Flow map painting script/plugin for 3D Studio Max 2012 x64 and up - download

This hybrid of maxscript and plugin for 3D Studio Max 64 bit and up, is a project that I have been working on for a while. As of yet, it is still unfinished, but a great deal of the essential functionality has already been created, most importantly the actual painting part, and the code behind it.

Below is a video of the script in action, and footage captured inside UDK of the flow map being used to simulate lava flow. Of course, flow maps can be used for various other things, such as the distortion of maps to simulate effects like wind and hair.

Flow maps are a fairly new technology, having only been applied in a handful of games. A good example is left 4 dead 2, where Valve used flow maps to simulate the flow of water in a level-wide river, guiding the player around the generally confusing level.
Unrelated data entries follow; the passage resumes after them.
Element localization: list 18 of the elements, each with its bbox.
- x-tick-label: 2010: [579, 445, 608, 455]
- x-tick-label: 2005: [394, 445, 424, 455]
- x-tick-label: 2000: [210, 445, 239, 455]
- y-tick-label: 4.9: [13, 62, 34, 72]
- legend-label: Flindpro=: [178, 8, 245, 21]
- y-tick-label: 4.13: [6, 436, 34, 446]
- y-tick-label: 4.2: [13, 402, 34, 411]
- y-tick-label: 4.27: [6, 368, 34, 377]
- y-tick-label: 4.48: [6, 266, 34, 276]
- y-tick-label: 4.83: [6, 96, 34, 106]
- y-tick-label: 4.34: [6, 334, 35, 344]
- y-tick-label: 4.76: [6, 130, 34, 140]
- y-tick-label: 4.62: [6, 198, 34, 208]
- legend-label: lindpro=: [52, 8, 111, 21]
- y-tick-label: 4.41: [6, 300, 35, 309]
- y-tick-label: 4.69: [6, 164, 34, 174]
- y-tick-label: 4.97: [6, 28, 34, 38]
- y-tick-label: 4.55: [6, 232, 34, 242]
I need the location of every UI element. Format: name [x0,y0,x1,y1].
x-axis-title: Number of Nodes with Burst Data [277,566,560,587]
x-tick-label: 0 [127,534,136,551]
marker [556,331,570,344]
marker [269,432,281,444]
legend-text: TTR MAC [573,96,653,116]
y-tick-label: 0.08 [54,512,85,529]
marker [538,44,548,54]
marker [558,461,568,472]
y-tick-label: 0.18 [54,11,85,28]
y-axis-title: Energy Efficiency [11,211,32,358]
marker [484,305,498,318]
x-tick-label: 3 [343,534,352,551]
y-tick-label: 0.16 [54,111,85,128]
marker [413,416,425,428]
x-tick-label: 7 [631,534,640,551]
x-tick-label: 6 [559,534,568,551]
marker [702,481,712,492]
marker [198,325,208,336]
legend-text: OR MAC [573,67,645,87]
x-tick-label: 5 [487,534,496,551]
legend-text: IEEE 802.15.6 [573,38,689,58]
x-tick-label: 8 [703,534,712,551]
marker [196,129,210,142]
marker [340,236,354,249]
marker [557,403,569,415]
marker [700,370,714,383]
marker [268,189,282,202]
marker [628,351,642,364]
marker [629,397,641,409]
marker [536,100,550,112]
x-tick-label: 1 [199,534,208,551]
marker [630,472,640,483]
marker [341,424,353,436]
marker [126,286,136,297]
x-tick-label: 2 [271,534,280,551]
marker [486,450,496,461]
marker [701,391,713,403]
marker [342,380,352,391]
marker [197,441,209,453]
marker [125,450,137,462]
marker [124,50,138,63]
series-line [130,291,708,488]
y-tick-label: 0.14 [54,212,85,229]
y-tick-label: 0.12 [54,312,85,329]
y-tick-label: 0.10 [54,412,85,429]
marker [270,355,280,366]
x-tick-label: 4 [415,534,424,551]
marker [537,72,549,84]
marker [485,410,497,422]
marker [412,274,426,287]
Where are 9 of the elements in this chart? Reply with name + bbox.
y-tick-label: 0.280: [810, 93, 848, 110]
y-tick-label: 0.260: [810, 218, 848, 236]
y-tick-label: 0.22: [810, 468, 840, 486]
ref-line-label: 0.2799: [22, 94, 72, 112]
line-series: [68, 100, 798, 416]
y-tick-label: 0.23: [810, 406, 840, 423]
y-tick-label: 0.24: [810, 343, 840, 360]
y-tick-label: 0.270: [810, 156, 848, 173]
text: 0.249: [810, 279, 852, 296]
To create their flow maps, they created a custom plugin for Houdini, allowing them to literally "sculpt" their flow maps using fields of vectors, and then baking them out. However, this method requires not only the plugin for Houdini, but also a highly tesselated mesh.

I saw their tech demo on this and wanted to try out flow maps myself. However, since I did not have access to the Houdini plugin Valve created, I was faced with the problem of creating the flow maps; without a sort of technology like Valve's plugin, creating them is next to impossible, since painting software does not allow for painting with vectors. So, I decided I wanted to create my own version of Valve's technology. I was quickly faced with the problem of performance, though: requiring a highly tesselated mesh, the normal sculpting method severely limited the amount of detail the flow maps could contain. Since I wanted to push flow map creation to the next level, I opted for pixel painting instead. So, I started working on a hybrid script that used plugin code to calculate and apply the calculated vectors in real-time, allowing the user to paint in the viewport, on their low poly mesh. The biggest advantage to this is that a highly tesselated mesh is not necessary, and pixel painting is highly performant, even though 3D Studio Max isn't exactly built for it.